Many courses these days require students to make presentations or lead classroom discussions around a lesson. There’s usually much anxiety around the preparation and the presentation, with students spending sleepless nights putting together slides and notes in various combinations calculated to gain marks and teacher appreciation. I find that most students handle presentations as a necessary evil. They need to be done, or, more correctly, done with. The focus is on covering the material in the allotted time with the least possible hiccups. Often, it seems as though it doesn’t matter if the class is dead bored, or if no one understands a word you say.
And what about the audience? — The hapless group of students (and not to forget the teacher) at the receiving end of all this? They sit there in silent sympathy, because they know that this is something each one of them has to do, and the best way of showing solidarity and understanding is to sit through the whole performance quietly. Most students seem to think the best way to help out a classmate is to not ask any questions or offer comments — that, they think, only prolongs the agony.
But really, is that what it’s all about?
Earlier in this column, I spoke about the classroom being a “safe space” where one could experiment, take risks in asking questions, and engage in discussions without being afraid of the consequences. Class presentations too are an opportunity to learn a variety of things, and not just the content you cram into those slides! When a fellow classmate makes a presentation, it should not be greeted with polite silence. This is the time to ask questions that generate discussion, and carry forward the points made in the presentation. It is also the time to offer helpful comments and feedback on the presentation itself. Just saying “it was good”, is not of much use. Instead, be honest with your peers. If you thought it was good, of course, do say so. But don’t say it just to be kind. This is in fact the most misplaced sort of kindness.
Positive criticism
It’s important for people on either side of the equation to see these as opportunities to learn. For the presenter, it is about learning to engage the audience, to spark and keep their interest. When looked at this way, the presentation becomes more than just summarising and spouting the key points from a lesson or article. For the listeners, it is about looking critically both at the style of presentation and at the content. What was enjoyable (or interesting) and what was boring or fell flat? What could the speaker have done differently? Did you understand everything or were there bits that were confusing? When fellow students ask for clarifications, it forces the speaker to think and speak more clearly.
Instead, we seem to have developed a culture of being completely noncommittal in class when it comes to responding to peer presentations. When there are no questions and comments, the presenter is relieved, and the listeners are glad that they can get on with the next thing on their schedule. Sometimes it seems as if there is a pact among the students — “don’t ask questions at my session and I won’t ask questions at yours”. Of course there’s a fine line between providing friendly and constructive criticism and getting offensive, and the classroom is also a place where we begin to recognize this line and learn to honour it.

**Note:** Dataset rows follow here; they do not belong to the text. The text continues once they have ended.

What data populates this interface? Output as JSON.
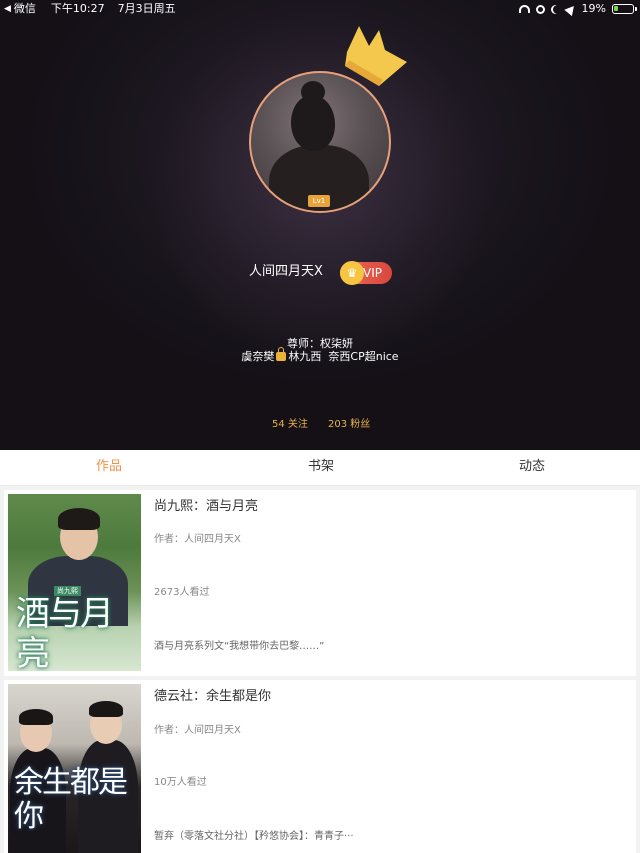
{
  "status_bar": {
    "back_app": "微信",
    "time": "下午10:27",
    "date": "7月3日周五",
    "battery": "19%"
  },
  "profile": {
    "username": "人间四月天X",
    "level_badge": "Lv1",
    "vip_label": "VIP",
    "bio_line1": "尊师：权柒妍",
    "bio_line2_a": "虞奈樊",
    "bio_line2_b": "林九西",
    "bio_line2_c": "奈西CP超nice",
    "follow_count": "54 关注",
    "fans_count": "203 粉丝",
    "colors": {
      "accent": "#f0914a",
      "stats": "#e6b24a",
      "vip": "#d9473d"
    }
  },
  "tabs": [
    {
      "label": "作品",
      "active": true
    },
    {
      "label": "书架",
      "active": false
    },
    {
      "label": "动态",
      "active": false
    }
  ],
  "works": [
    {
      "title": "尚九熙：酒与月亮",
      "author": "作者：人间四月天X",
      "views": "2673人看过",
      "description": "酒与月亮系列文“我想带你去巴黎……”",
      "cover_title": "酒与月亮",
      "cover_subtitle": "尚九熙"
    },
    {
      "title": "德云社：余生都是你",
      "author": "作者：人间四月天X",
      "views": "10万人看过",
      "description": "暂弃（零落文社分社）【矜悠协会】：青青子···",
      "cover_title": "余生都是你"
    }
  ]
}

We could all do with some healthy criticism and honest feedback. It’s not just the teacher’s job to provide this; all students can learn to provide peer-to-peer feedback. If you think you’re being kind by sparing your friend the questions, think again. In fact, it would be a bigger compliment to the presenter when the audience takes enough interest to comment and criticize. It means he or she has done a good job — they have actually provoked thinking!